Once again, too much to reply to, but much that is interesting to read!
Yes, tech level also feels undervalued. And as was mentioned by someone earlier, hammer output should be accounted for too. Anyway, I have a plan to do a big revision on how power rating is computed, and to also do some diplomatic adjustments (I want to tweak different values and decay rates, and also to create a diplomatic penalty for converting foreign cities). Then I'll do a big test for strength gain like for my previous AI tweaks.
Technically, this already does exist with the "Show Demographics" threshold, but that is the initial rung and a very low bar to clear. I think implementing a secondary tier that requires a more serious investment in espionage would be quite interesting! It makes historical sense and would help mitigate ridiculous and senseless wars between not even remotely neighboring belligerents based solely on a power metric that doesn't factor things like distance into the equation, and tying this to espionage would indirectly tether it to things like distance, as the allocated amount is itself likely to be a function of things itself indirectly influenced by distance, such as relations modifiers. I have no idea how feasible that would be to implement, but if you can figure something workable out, that could be paradigm shifting potentially.

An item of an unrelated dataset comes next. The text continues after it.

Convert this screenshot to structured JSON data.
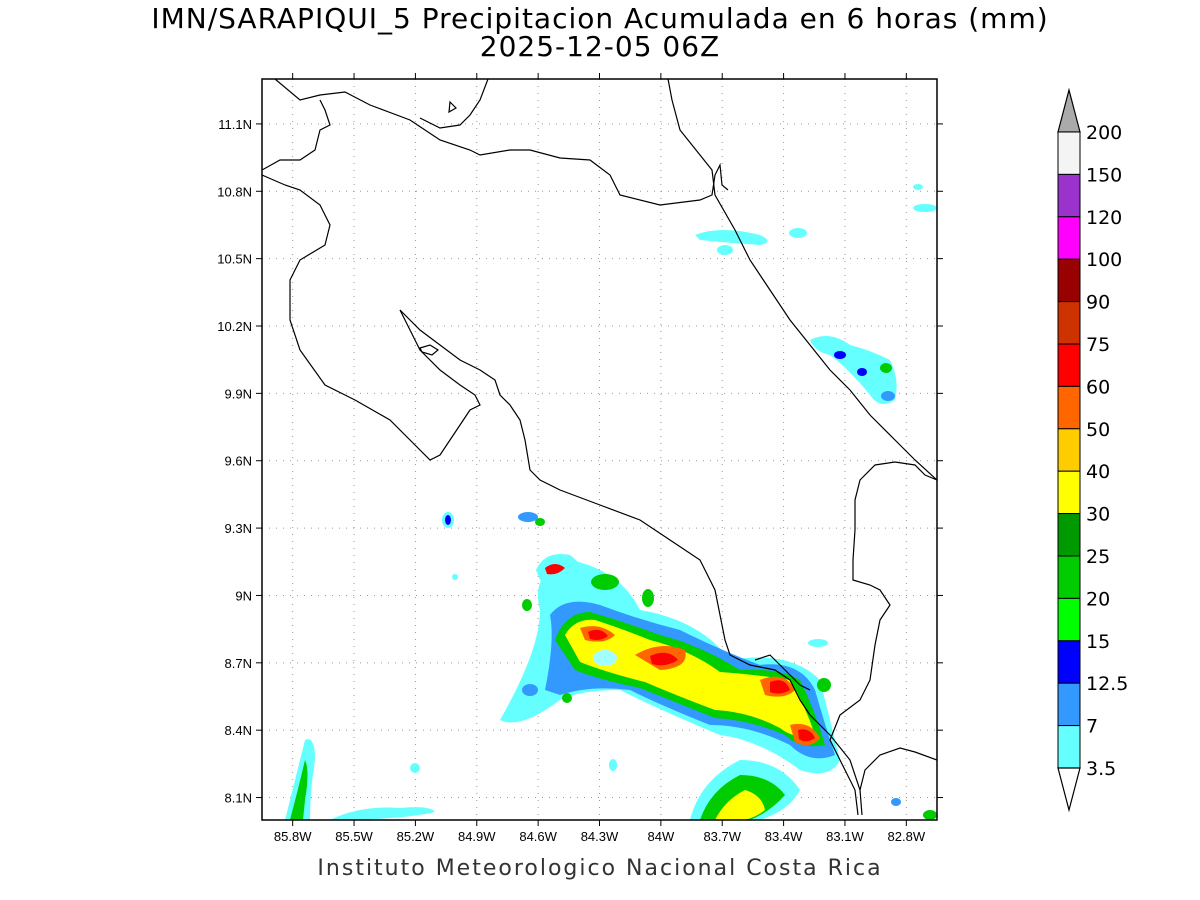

The pretty harmless amount still triggers some separatism. To me it looks as if after the Teutoburg forest battle, the surrounding region got a few % roman. Or if the Volga region became a few % german after Stalingrad.
Personally, I actually like this mechanic strongly. Even your cited examples are immersive and plausible to me, as we indeed remember those places for the great battles fought there to this day, but only to the small extent that the names are remembered (
"... from this day, to the ending of the world, but we in it shall be remembered" - and so they are over 600 years later), and a would-be conqueror would certainly harken back to such historical battles were their enemies outright conquered. I think of it as a "prestige from battle" mechanism that ties a cultural identity to the land it fought on, scaling with the magnitude of the engagement, with the sweetly added touch that it also mitigates some of the arbitrary function of the way that borders work in Civ IV's culture mechanic, as you mention later on in your post. The combat victors might not have ended up winning the war or even conquering the land, but they will be at least known of and remembered for a long time if major bloodshed occurred there at their behest. In sheer gameplay terms too, it can help cement usable borders in partial wars, and ensure that mature and well-developed cities respect their new masters enough to be profitable (especially since, as you may not have found out, the unhappiness from foreign culture remains in RI even if you wipe out the target civ entirely).
The culture really disappears even if it's given in a peace treaty? I guess I'm never going to give a single city away... Better lose it militarily.
I believe your culture actually gets
replaced with theirs! Abandon and retake with all of this investment in buildings sacrificed, try to defend and potentially lose but keep my (sometimes strong) cultural presence, or cede in peace and give both to the enemy while keeping my forces are all pretty costly decisions in my experience...
Before commenting on some minor things, I do also want to echo as well that I love the attention to detail in all of the modeling in the mod. (Not only the scope and breadth of it, but the artistic consistency, as it all looks cohesive and not dissonant when combined together.) Really, I don't think there's any game that can compete in the same league with the scale of this mod in endeavoring to artistically depict human history. The fact that it feels and plays satisfyingly as a pure strategy game underneath really puts RI in a league of its own!
Some quick thoughts from my recent China game (which unfortunately crashed because of the recently reported intercept freeze

... though I was in a solidly winning position, so I'll call it a win.

):
- The icon for the Chinese Chu XP-0 fighter is of a USAAF P-47, and even has the latter's insignia! The actual animated plane looks correct, but the icon (or "button" as I have seen it referred to elsewhere in this thread) should be replaced with something that isn't obviously American.
- The whole machine gun line seems to lack the Guerilla promotion line entirely. Is this intentional, and if so, is that for balance or historical reasons? They are the first of their upgrade path, and a massively influential introduction when they arrive, so I could completely see that being by design, but want to ensure that it is not an oversight. As it is now, their only "hard counter" in their era is the early tank, and making them invincible on hills (where tanks already have a penalty in forests) might upset that balance too much. I just am having trouble conceptualizing why they wouldn't be able to have this ability historically. Is it their relative immobility? I mean, firing downhill is a lot easier, though that itself is already reflected in the defensive bonus for being on a hill, but I don't see why a machine gun crew couldn't be specialized to operate there. Just wanted to bring some attention to that in case it was overlooked.
- The animation for the air superiority mission is the same as that for air striking with the fighter. Couldn't you substitute it for the default "dogfight" one used for bomber interception? (I know that it's not a dogfight if it's an interception, but it still reflects aerial combat rather than bombing the ground.)
- I noticed that the Kingdom of Jerusalem in the Crusades scenario has iron and horses without any active trades or connections to either improved resource. Was this given to them as a buff?